CUB 47395
TRADUCTION
DANS L'AFFAIRE DE LA LOI SUR L'ASSURANCE-EMPLOI
- et -
d'une demande de prestations présentée par
YOUNG, Doreen
- et -
d'un appel interjeté devant le juge-arbitre par la prestataire à
l'encontre d'une décision du conseil arbitral rendue à
Corner Brook (Terre-Neuve) le 2 juin 1999.
DÉCISION
LE JUGE-ARBITRE CAMPBELL
Il s'agit d'un appel interjeté par Doreen Young à l'encontre de la décision unanime d'un conseil arbitral (le « Conseil ») qui a confirmé la détermination d'un agent d'assurance précisant que la prestataire était exclue du bénéfice des prestations d'assurance-emploi, conformément aux articles 29 et 30(1) de la Loi sur l'assurance-emploi (la « Loi »), parce qu'elle avait quitté son emploi sans motif valable. La prestataire a renoncé à une audition et cette affaire est donc tranchée à l'examen du dossier.
D'après la preuve que j'ai devant moi, Mme Young a déménagé en Ontario avec son mari et leurs deux enfants en 1997. Elle a commencé à travailler le 6 avril 1998 chez Tempress Ltd. comme ouvrière de production. À la suite de la séparation de Mme Young d'avec son mari, le témoignage non contredit de celle-ci indique qu'elle s'est retrouvée dans la situation où elle devait se trouver un emploi à temps plein tout en ayant à s'occuper de ses deux enfants, dans une nouvelle ville et sans l'aide de la famille ou d'amis qu'elle aurait pu avoir à Terre-Neuve.
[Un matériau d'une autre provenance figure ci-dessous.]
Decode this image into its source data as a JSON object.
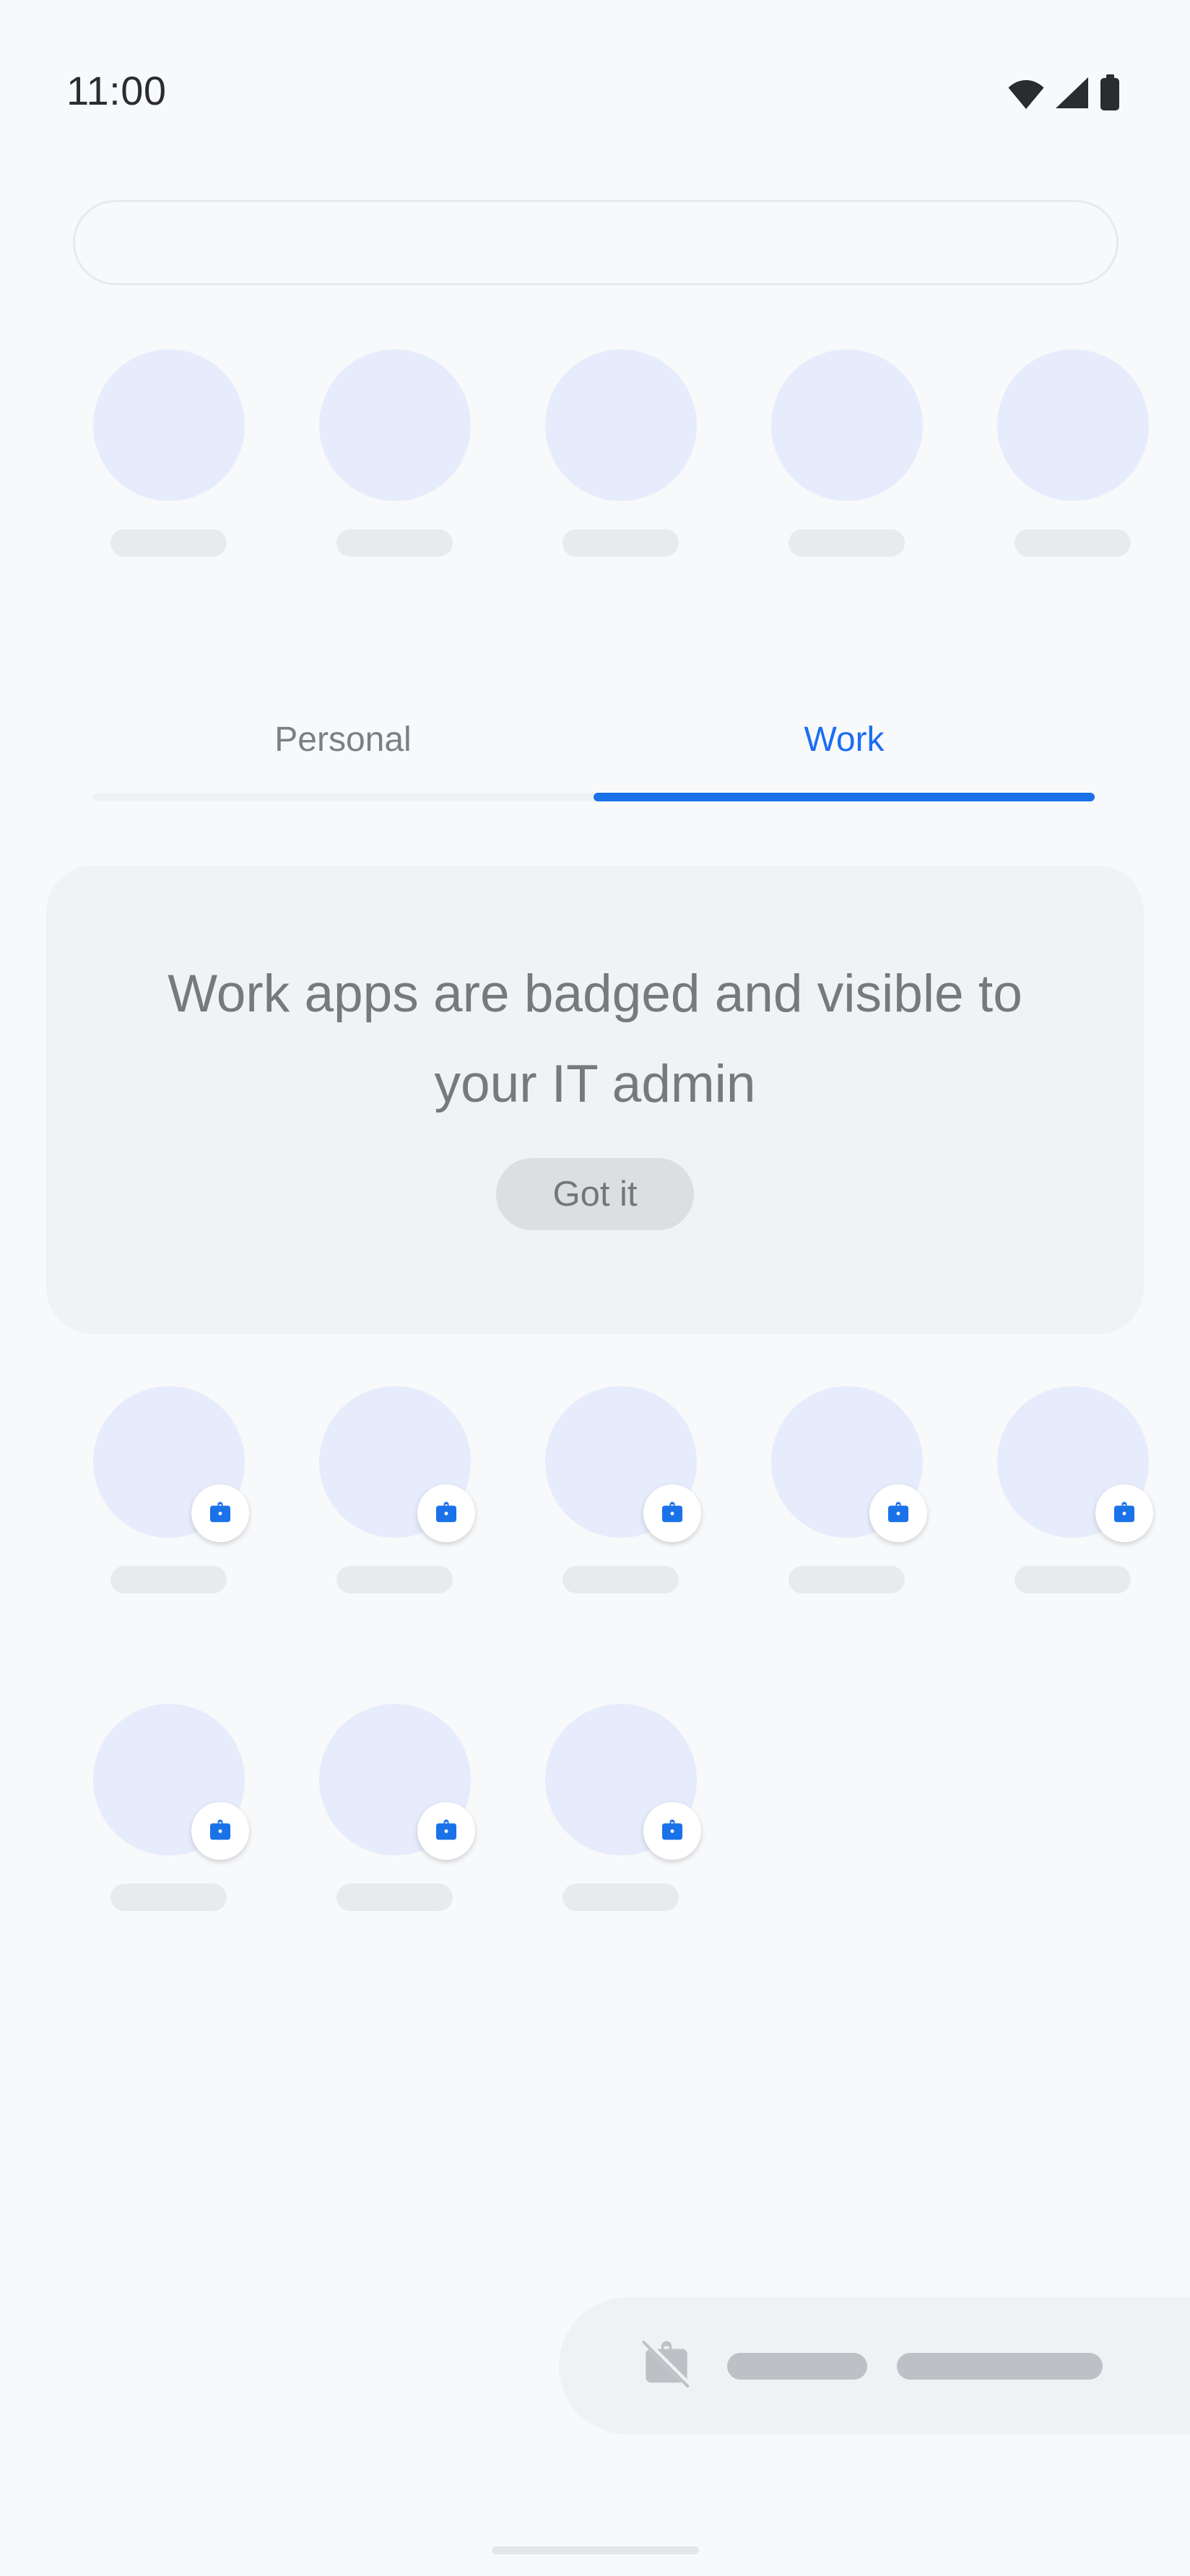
{
  "status_bar": {
    "time": "11:00",
    "icons": [
      "wifi-icon",
      "cellular-signal-icon",
      "battery-icon"
    ]
  },
  "search": {
    "value": "",
    "placeholder": ""
  },
  "top_apps": {
    "count": 5,
    "items": [
      {
        "icon": "app-icon-placeholder",
        "label": ""
      },
      {
        "icon": "app-icon-placeholder",
        "label": ""
      },
      {
        "icon": "app-icon-placeholder",
        "label": ""
      },
      {
        "icon": "app-icon-placeholder",
        "label": ""
      },
      {
        "icon": "app-icon-placeholder",
        "label": ""
      }
    ]
  },
  "tabs": {
    "personal_label": "Personal",
    "work_label": "Work",
    "selected": "Work",
    "active_color": "#1b6ef3",
    "inactive_color": "#7a8085",
    "indicator_color": "#1b72e8",
    "track_color": "#eff1f3"
  },
  "info_card": {
    "title": "Work apps are badged and visible to your IT admin",
    "button_label": "Got it",
    "background": "#f1f2f4",
    "text_color": "#76797e",
    "button_background": "#dcdee1"
  },
  "work_apps": {
    "badge_icon": "work-briefcase-badge-icon",
    "badge_color": "#1b72e8",
    "row1": [
      {
        "icon": "work-app-icon-placeholder",
        "label": ""
      },
      {
        "icon": "work-app-icon-placeholder",
        "label": ""
      },
      {
        "icon": "work-app-icon-placeholder",
        "label": ""
      },
      {
        "icon": "work-app-icon-placeholder",
        "label": ""
      },
      {
        "icon": "work-app-icon-placeholder",
        "label": ""
      }
    ],
    "row2": [
      {
        "icon": "work-app-icon-placeholder",
        "label": ""
      },
      {
        "icon": "work-app-icon-placeholder",
        "label": ""
      },
      {
        "icon": "work-app-icon-placeholder",
        "label": ""
      }
    ]
  },
  "work_toggle": {
    "icon": "work-off-briefcase-icon",
    "pill_small": "",
    "pill_large": "",
    "background": "#f0f1f3"
  },
  "theme": {
    "page_background": "#f8f9fb",
    "app_icon_fill": "#e6ecfb",
    "app_label_fill": "#e8eaed",
    "placeholder_gray": "#bdc1c6"
  },
  "gesture_bar": {
    "present": true
  }
}
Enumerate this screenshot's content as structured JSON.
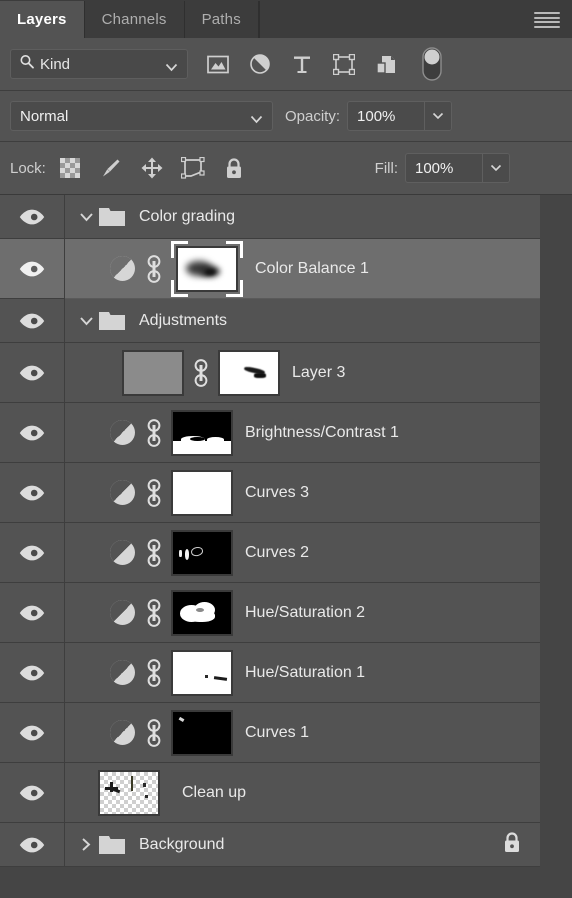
{
  "panel": {
    "title": "Layers",
    "tabs": [
      {
        "label": "Layers",
        "active": true
      },
      {
        "label": "Channels",
        "active": false
      },
      {
        "label": "Paths",
        "active": false
      }
    ],
    "menu_icon": "hamburger-menu-icon"
  },
  "filter_bar": {
    "search_icon": "magnifier-icon",
    "kind_label": "Kind",
    "chevron_icon": "chevron-down-icon",
    "type_filters": [
      {
        "name": "pixel-layer-filter-icon",
        "title": "Filter for pixel layers"
      },
      {
        "name": "adjustment-layer-filter-icon",
        "title": "Filter for adjustment layers"
      },
      {
        "name": "type-layer-filter-icon",
        "title": "Filter for type layers"
      },
      {
        "name": "shape-layer-filter-icon",
        "title": "Filter for shape layers"
      },
      {
        "name": "smart-object-filter-icon",
        "title": "Filter for smart objects"
      }
    ],
    "toggle_icon": "filter-toggle-switch"
  },
  "blend_bar": {
    "blend_mode": "Normal",
    "blend_chevron": "chevron-down-icon",
    "opacity_label": "Opacity:",
    "opacity_value": "100%",
    "opacity_chevron": "chevron-down-icon"
  },
  "lock_bar": {
    "lock_label": "Lock:",
    "lock_icons": [
      {
        "name": "lock-transparent-pixels-icon"
      },
      {
        "name": "lock-image-pixels-icon"
      },
      {
        "name": "lock-position-icon"
      },
      {
        "name": "lock-artboard-nesting-icon"
      },
      {
        "name": "lock-all-icon"
      }
    ],
    "fill_label": "Fill:",
    "fill_value": "100%",
    "fill_chevron": "chevron-down-icon"
  },
  "layers": [
    {
      "name": "Color grading",
      "type": "group",
      "expanded": true,
      "visible": true,
      "selected": false,
      "indent": 0,
      "locked": false
    },
    {
      "name": "Color Balance 1",
      "type": "adjustment",
      "visible": true,
      "selected": true,
      "indent": 1,
      "linked": true,
      "mask": "blurred-dark-blob-on-white",
      "mask_active": true,
      "locked": false
    },
    {
      "name": "Adjustments",
      "type": "group",
      "expanded": true,
      "visible": true,
      "selected": false,
      "indent": 0,
      "locked": false
    },
    {
      "name": "Layer 3",
      "type": "pixel",
      "visible": true,
      "selected": false,
      "indent": 1,
      "linked": true,
      "thumbnail": "flat-gray-noise",
      "mask": "white-with-dark-streak",
      "mask_active": false,
      "locked": false
    },
    {
      "name": "Brightness/Contrast 1",
      "type": "adjustment",
      "visible": true,
      "selected": false,
      "indent": 1,
      "linked": true,
      "mask": "black-top-white-bottom",
      "mask_active": false,
      "locked": false
    },
    {
      "name": "Curves 3",
      "type": "adjustment",
      "visible": true,
      "selected": false,
      "indent": 1,
      "linked": true,
      "mask": "all-white",
      "mask_active": false,
      "locked": false
    },
    {
      "name": "Curves 2",
      "type": "adjustment",
      "visible": true,
      "selected": false,
      "indent": 1,
      "linked": true,
      "mask": "black-with-small-white-marks",
      "mask_active": false,
      "locked": false
    },
    {
      "name": "Hue/Saturation 2",
      "type": "adjustment",
      "visible": true,
      "selected": false,
      "indent": 1,
      "linked": true,
      "mask": "black-with-white-cloud-blob",
      "mask_active": false,
      "locked": false
    },
    {
      "name": "Hue/Saturation 1",
      "type": "adjustment",
      "visible": true,
      "selected": false,
      "indent": 1,
      "linked": true,
      "mask": "white-with-small-dark-marks",
      "mask_active": false,
      "locked": false
    },
    {
      "name": "Curves 1",
      "type": "adjustment",
      "visible": true,
      "selected": false,
      "indent": 1,
      "linked": true,
      "mask": "black-with-tiny-white-mark",
      "mask_active": false,
      "locked": false
    },
    {
      "name": "Clean up",
      "type": "pixel",
      "visible": true,
      "selected": false,
      "indent": 0,
      "linked": false,
      "thumbnail": "transparent-checkerboard-with-marks",
      "locked": false
    },
    {
      "name": "Background",
      "type": "group",
      "expanded": false,
      "visible": true,
      "selected": false,
      "indent": 0,
      "locked": true,
      "lock_icon": "padlock-icon"
    }
  ],
  "icons": {
    "eye": "eye-visibility-icon",
    "chain": "layer-mask-link-icon",
    "folder": "folder-icon",
    "chevron_down": "chevron-down-icon",
    "chevron_right": "chevron-right-icon"
  },
  "colors": {
    "panel_bg": "#454545",
    "row_bg": "#535353",
    "row_selected_bg": "#6e6e6e",
    "tab_inactive_bg": "#3c3c3c",
    "text": "#e9e9e9",
    "muted_text": "#aeaeae"
  }
}
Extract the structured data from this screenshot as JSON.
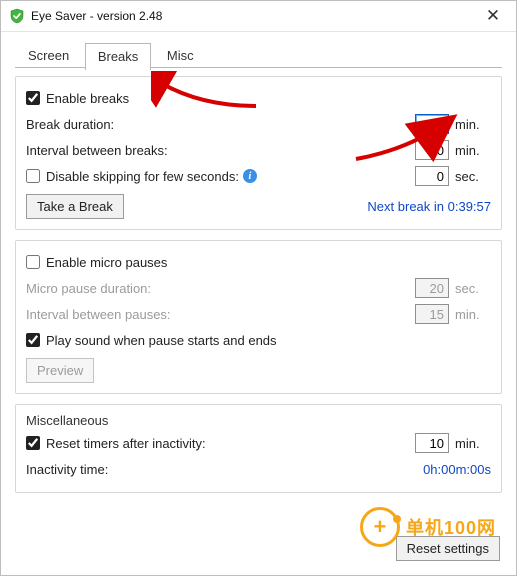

Compte tenu de cette situation, devant à la fois s'occuper de ses enfants et de sa propre santé, elle déclare avoir quitté son emploi le 19 mars 1999 et être retournée à St-Georges, Terre-Neuve.
La nécessité de prendre soin d'enfants peut constituer un motif valable de quitter volontairement son emploi conformément à l'article 29(c)(v) de la Loi dans le cas où un travailleur n'a d'autre solution raisonnable, compte tenu de toutes les circonstances. En conséquence, Mme Young a présenté une demande de prestations le 6 avril 1999. La demande a été rejetée par un agent de l'Assurance-chômage du ministère du Développement des ressources humaines qui considérait qu'elle avait volontairement quitté son emploi sans raison valable. Mme Young a alors interjeté appel à l'encontre de ce refus devant un conseil arbitral (le « Conseil ») qui, dans une décision unanime, a rejeté l'appel le 2 juin 1999.
La décision du conseil
La décision sommaire du conseil est la suivante :
Conclusion du conseil et fondement de la décision
Pour prouver qu'il y a « motif valable » au sens de la Loi, un prestataire doit démontrer qu'il n'avait d'autre solution raisonnable que de quitter volontairement son emploi, compte tenu de toutes les circonstances.
La prestataire affirme qu'elle a consulté un médecin mais qu'elle n'a pas discuté de ses difficultés avec lui. La prestataire aurait pu choisir de conserver son emploi tout en consultant un médecin relativement au stress, à l'angoisse et aux migraines qu'elle éprouvait. La prestataire aurait pu également chercher de l'aide pour aider ses enfants à s'adapter aux changements qu'ils devaient vivre.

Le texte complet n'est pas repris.